Help Center/ MapReduce Service/ Troubleshooting/ Using Spark/ Spark Job Suspended Due to Insufficient Memory or Lack of JAR Packages
Updated on 2023-01-11 GMT+08:00

Spark Job Suspended Due to Insufficient Memory or Lack of JAR Packages

Issue

The memory is insufficient or no JAR package is added when a Spark job is submitted. As a result, the job is in the pending state for a long time or memory overflow occurs during job running.

Symptom

The job is pending for a long time after being submitted. The following error information is displayed after the job is executed repeatedly:

Exception in thread "main" org.apache.spark.SparkException: Job aborted due to stage failure: 
Aborting TaskSet 3.0 because task 0 (partition 0) cannot run anywhere due to node and executor blacklist. 
Blacklisting behavior can be configured via spark.blacklist.*. 

Cause Analysis

The memory is insufficient or no JAR package is added when the job is submitted.

Procedure

  1. Check whether the JAR package is added when the job is submitted.

    • If yes, go to 2.
    • If no, add the JAR package. If the job execution becomes normal, no further action is required. If the job is still in the pending state for a long time, go to 2.
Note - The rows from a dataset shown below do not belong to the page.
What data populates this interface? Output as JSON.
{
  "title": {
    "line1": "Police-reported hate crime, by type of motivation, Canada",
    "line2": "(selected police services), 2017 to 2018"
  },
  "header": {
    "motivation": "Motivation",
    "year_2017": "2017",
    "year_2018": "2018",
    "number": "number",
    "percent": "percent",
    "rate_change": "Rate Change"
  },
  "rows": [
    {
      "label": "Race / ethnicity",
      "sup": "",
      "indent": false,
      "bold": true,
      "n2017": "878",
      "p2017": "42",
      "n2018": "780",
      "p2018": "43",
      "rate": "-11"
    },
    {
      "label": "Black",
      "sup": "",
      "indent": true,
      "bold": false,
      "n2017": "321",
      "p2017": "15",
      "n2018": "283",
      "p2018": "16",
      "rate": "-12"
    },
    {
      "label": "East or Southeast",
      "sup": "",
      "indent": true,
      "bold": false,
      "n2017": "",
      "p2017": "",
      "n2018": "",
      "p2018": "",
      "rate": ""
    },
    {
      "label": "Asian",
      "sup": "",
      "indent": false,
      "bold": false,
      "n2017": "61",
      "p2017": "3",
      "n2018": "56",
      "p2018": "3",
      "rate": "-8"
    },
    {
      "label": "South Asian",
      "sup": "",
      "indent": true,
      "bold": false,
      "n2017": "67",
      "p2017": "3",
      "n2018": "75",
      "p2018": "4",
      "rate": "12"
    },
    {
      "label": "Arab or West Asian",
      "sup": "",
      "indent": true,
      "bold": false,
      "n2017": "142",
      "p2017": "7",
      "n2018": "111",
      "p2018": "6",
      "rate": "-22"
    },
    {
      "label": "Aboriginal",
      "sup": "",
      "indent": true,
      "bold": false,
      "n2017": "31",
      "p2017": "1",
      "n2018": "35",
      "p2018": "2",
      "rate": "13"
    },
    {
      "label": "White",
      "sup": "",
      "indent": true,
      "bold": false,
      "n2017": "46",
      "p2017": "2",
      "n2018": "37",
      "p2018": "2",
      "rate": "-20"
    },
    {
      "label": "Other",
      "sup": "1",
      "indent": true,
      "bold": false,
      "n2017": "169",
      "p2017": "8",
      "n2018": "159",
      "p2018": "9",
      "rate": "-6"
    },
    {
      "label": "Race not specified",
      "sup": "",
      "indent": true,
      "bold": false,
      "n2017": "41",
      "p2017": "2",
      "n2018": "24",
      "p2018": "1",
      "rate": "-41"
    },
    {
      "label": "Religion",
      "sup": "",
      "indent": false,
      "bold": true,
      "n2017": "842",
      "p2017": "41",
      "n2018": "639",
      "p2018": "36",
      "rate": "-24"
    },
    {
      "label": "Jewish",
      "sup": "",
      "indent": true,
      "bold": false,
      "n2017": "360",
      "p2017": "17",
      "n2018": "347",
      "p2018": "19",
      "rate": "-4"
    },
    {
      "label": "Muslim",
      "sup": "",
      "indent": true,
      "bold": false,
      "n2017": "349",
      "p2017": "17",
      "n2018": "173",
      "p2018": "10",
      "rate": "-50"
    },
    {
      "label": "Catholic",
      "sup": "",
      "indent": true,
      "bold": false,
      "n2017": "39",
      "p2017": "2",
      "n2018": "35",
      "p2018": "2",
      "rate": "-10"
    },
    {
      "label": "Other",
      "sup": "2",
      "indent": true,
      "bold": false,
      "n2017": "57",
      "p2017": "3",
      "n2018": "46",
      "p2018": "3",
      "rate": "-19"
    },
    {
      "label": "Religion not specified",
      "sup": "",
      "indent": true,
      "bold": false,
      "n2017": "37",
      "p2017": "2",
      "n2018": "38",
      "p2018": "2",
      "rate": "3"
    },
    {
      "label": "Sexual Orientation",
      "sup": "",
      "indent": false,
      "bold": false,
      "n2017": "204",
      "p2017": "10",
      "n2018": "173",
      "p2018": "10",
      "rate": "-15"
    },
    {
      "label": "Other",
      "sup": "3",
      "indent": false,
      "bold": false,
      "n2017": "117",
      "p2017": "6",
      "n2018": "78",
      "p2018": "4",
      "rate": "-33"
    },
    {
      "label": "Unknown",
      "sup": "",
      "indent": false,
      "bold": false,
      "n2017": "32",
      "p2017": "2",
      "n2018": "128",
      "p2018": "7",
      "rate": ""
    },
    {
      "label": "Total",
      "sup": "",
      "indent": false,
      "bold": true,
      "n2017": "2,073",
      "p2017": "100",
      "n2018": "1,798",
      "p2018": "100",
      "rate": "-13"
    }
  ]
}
  2. Log in to the MRS console, click a cluster name on the Active Clusters page and view the node specifications of the cluster on the Nodes page.
  3. Add cluster resources for the nodemanager process.

    Operations on MRS Manager:

    1. Log in to MRS Manager and choose Services > Yarn > Service Configuration.
    2. Set Type to All, and then search for yarn.nodemanager.resource.memory-mb in the search box to view the value of this parameter. You are advised to set the parameter value to 75% to 90% of the total physical memory of nodes.

    Operations on FusionInsight Manager:

    1. Log in to FusionInsight Manager. Choose Cluster > Services > Yarn.
    2. Choose Configurations > All Configurations. Search for yarn.nodemanager.resource.memory-mb in the search box and check the parameter value. You are advised to set the parameter value to 75% to 90% of the total physical memory of nodes.

  4. Modify the Spark service configuration.

    Operations on MRS Manager:

    1. Log in to MRS Manager and choose Services > Spark > Service Configuration.
    2. Set Type to All, and then search for spark.driver.memory and spark.executor.memory in the search box.

      Set these parameters to a larger or smaller value based on the complexity and memory requirements of the submitted Spark job. (Generally, the values need to be increased.)

    Operations on FusionInsight Manager:

    1. Log in to FusionInsight Manager. Choose Cluster > Services > Spark.
    2. Choose Configurations > All Configurations. Search for spark.driver.memory and spark.executor.memory in the search box and increase or decrease the values based on actual requirements. Generally, increase the values based on the complexity and memory of the submitted Spark job.
    • If a SparkJDBC job is used, search for SPARK_EXECUTOR_MEMORY and SPARK_DRIVER_MEMORY and change their values based on the complexity and memory requirements of the submitted Spark job. (Generally, the values need to be increased.)
    • If the number of cores needs to be specified, you can search for spark.driver.cores and spark.executor.cores and change their values.

  5. Scale out the cluster if the preceding requirements still cannot be met because Spark depends on the memory for computing.